Columbus IN power technology (NYSE: CMI) at record $34.1B 2024 revenue, net income $3.9B; diesel + hydrogen + electric power solutions, Jennifer Rumsey first female CEO, Accelera EV segment competing with Caterpillar.
Cummins Inc. is a Columbus, Indiana-based power technology manufacturer — publicly traded on the New York Stock Exchange (NYSE: CMI) as an S&P 500 Industrials component — designing, manufacturing, and distributing diesel, natural gas, electrified power, and hydrogen power solutions for commercial trucks, buses, construction and mining equipment, generators, rail, and marine applications through approximately 73,000 employees in 190 countries and territories. In fiscal year 2024, Cummins reported record full-year revenues of $34.1 billion (flat versus 2023), record net income of $3.9 billion ($28.37 diluted EPS), and record EBITDA of $6.3 billion — an exceptional performance given a significant decline in heavy-duty truck build rates in North America, demonstrating the benefit of geographic diversification and product breadth across power segments. Results included gains from the 2023 separation of Atmus Filtration Technologies (NYSE: ATMU) as an independent public company.
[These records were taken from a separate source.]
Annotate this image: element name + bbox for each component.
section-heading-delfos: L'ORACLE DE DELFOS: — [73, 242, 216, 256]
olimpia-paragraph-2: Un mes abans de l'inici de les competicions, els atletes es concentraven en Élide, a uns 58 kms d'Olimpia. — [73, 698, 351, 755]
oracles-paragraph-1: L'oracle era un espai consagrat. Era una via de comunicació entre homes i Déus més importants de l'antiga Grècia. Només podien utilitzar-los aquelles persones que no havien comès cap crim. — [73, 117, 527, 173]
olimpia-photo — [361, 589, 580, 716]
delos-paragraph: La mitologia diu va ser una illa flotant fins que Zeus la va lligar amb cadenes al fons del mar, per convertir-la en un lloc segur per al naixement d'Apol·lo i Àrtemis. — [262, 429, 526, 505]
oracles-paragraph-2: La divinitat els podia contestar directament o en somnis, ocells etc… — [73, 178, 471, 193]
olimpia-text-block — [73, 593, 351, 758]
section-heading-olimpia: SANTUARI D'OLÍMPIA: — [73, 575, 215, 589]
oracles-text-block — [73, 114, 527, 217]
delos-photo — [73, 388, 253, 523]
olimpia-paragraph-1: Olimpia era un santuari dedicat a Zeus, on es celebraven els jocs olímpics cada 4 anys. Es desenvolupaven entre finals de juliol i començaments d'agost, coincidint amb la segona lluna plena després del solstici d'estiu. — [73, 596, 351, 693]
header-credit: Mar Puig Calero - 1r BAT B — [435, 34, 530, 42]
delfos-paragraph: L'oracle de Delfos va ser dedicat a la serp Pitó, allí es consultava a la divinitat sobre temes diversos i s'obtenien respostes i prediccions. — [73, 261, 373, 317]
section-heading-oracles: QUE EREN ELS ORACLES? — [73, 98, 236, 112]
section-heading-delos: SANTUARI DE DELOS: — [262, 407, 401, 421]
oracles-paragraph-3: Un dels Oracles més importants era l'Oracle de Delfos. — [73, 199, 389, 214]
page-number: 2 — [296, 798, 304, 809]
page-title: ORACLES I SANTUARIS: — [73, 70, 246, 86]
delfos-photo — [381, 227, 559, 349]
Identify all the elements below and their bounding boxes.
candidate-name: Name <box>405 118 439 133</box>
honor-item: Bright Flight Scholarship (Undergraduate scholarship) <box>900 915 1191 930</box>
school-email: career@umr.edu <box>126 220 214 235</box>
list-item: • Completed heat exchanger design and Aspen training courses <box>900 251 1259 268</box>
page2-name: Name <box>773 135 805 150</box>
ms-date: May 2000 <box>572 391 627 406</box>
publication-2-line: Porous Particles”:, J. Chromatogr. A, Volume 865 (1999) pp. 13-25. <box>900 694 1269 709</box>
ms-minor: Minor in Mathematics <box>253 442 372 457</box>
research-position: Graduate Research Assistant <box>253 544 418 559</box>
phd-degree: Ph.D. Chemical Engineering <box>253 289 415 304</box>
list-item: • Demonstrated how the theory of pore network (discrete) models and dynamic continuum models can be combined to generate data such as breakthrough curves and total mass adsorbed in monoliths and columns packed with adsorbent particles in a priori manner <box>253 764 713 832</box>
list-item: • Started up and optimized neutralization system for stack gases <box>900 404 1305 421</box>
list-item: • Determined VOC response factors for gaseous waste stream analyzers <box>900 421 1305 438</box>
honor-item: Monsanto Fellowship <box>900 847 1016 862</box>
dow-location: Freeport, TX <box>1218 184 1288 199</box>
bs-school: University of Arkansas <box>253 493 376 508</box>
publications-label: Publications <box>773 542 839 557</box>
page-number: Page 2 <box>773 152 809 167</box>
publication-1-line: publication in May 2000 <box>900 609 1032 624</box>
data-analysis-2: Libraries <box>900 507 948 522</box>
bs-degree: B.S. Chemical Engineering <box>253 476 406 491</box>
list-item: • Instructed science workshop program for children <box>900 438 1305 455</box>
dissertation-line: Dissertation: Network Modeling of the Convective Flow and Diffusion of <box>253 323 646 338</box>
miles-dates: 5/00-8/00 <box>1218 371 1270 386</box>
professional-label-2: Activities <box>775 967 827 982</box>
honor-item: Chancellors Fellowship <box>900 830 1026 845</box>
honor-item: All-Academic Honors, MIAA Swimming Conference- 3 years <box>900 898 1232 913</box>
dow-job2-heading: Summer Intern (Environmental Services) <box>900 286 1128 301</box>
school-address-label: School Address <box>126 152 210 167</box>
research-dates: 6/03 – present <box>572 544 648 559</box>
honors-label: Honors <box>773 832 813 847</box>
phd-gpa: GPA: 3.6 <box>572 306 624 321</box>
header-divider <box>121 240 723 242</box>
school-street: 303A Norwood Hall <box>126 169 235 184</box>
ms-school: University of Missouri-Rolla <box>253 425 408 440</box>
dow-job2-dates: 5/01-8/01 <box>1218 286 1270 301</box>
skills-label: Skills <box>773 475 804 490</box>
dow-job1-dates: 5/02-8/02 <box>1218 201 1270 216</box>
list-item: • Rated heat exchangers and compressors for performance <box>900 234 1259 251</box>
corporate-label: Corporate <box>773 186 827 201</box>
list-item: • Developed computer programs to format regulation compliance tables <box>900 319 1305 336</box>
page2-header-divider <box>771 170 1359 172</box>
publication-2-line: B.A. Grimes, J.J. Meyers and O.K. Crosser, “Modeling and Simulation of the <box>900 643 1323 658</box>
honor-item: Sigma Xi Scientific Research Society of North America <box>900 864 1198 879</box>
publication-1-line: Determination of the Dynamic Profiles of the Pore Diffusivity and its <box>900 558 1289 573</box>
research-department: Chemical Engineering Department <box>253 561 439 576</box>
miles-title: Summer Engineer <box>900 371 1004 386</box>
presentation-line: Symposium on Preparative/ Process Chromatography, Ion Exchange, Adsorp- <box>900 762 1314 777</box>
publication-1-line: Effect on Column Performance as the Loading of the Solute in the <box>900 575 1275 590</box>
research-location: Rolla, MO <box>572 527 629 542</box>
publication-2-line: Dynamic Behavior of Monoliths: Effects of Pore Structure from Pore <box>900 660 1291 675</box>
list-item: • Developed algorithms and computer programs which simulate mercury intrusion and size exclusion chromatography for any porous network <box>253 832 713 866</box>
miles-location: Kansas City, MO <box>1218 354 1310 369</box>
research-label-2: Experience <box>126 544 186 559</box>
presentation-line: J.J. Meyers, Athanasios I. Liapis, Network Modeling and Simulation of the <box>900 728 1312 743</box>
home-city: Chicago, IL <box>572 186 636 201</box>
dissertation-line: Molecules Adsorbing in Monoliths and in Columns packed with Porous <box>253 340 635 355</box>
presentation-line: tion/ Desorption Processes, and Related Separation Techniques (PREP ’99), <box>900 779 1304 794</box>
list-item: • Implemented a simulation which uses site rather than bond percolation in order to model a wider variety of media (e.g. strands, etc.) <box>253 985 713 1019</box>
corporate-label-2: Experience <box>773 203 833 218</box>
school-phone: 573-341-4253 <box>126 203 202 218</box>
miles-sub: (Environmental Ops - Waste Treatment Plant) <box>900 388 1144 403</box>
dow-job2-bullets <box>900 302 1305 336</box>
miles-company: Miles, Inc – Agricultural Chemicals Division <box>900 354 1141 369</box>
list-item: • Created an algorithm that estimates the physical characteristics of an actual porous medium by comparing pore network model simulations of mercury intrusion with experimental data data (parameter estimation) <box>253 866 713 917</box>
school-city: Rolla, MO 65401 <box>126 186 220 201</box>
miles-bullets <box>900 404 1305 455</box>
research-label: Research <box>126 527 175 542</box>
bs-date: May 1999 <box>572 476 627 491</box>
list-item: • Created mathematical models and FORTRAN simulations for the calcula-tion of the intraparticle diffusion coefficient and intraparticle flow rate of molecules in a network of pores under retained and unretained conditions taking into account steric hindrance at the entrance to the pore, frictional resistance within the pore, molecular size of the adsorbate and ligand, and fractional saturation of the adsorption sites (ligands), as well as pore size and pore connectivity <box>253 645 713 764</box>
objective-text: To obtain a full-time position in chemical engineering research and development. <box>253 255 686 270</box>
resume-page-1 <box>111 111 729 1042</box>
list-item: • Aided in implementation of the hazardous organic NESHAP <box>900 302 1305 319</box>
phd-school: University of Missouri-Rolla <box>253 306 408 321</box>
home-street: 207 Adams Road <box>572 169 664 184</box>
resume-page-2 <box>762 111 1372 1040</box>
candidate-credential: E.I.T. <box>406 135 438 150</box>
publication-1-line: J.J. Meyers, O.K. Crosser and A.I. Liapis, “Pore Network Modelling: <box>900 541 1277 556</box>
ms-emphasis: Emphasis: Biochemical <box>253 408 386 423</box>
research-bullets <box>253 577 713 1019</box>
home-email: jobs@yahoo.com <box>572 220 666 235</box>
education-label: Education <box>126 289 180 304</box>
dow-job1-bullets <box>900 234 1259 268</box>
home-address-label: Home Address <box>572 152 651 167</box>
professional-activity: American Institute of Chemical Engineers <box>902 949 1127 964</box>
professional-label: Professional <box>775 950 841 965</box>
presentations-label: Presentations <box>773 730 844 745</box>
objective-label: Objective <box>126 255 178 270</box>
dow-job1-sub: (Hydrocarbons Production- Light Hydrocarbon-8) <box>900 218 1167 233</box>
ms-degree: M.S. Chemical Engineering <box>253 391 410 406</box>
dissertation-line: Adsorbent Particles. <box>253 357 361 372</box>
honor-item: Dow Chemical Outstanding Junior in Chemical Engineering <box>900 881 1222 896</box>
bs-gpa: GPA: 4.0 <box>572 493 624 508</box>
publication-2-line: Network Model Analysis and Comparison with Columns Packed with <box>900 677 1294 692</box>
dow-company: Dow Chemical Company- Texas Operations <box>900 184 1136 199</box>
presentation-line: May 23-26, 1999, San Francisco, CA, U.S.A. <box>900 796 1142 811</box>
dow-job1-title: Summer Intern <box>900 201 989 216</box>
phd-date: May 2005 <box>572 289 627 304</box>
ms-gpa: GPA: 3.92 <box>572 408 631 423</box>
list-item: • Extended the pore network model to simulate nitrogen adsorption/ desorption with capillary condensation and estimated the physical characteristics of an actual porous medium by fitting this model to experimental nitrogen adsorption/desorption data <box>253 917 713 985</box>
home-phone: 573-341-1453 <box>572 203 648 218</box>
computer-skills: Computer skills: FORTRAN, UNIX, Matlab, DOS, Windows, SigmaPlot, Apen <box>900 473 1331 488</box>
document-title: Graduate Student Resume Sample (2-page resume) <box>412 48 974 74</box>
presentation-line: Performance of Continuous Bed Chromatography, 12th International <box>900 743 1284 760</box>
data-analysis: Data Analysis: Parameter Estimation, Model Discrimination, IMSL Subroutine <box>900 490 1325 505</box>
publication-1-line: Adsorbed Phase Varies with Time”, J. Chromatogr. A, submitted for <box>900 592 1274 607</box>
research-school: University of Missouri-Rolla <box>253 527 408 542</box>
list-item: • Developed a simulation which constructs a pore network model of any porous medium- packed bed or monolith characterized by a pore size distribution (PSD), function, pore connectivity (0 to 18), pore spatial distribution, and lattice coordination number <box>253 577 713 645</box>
CEO Jennifer Rumsey — the first female CEO of a major engine company in US history, who assumed leadership in 2022 — leads Cummins' strategic evolution through its Destination Zero strategy: achieving near-zero carbon emissions from Cummins products by 2050 through a portfolio of diesel, natural gas, hydrogen internal combustion engine, hydrogen fuel cell, and battery electric power solutions that allows customers to decarbonize at their own pace based on fuel availability, infrastructure, and economics. Cummins' Accelera (electrification) business unit develops battery systems, fuel cell modules, and e-axles for the zero-emission commercial vehicle transition.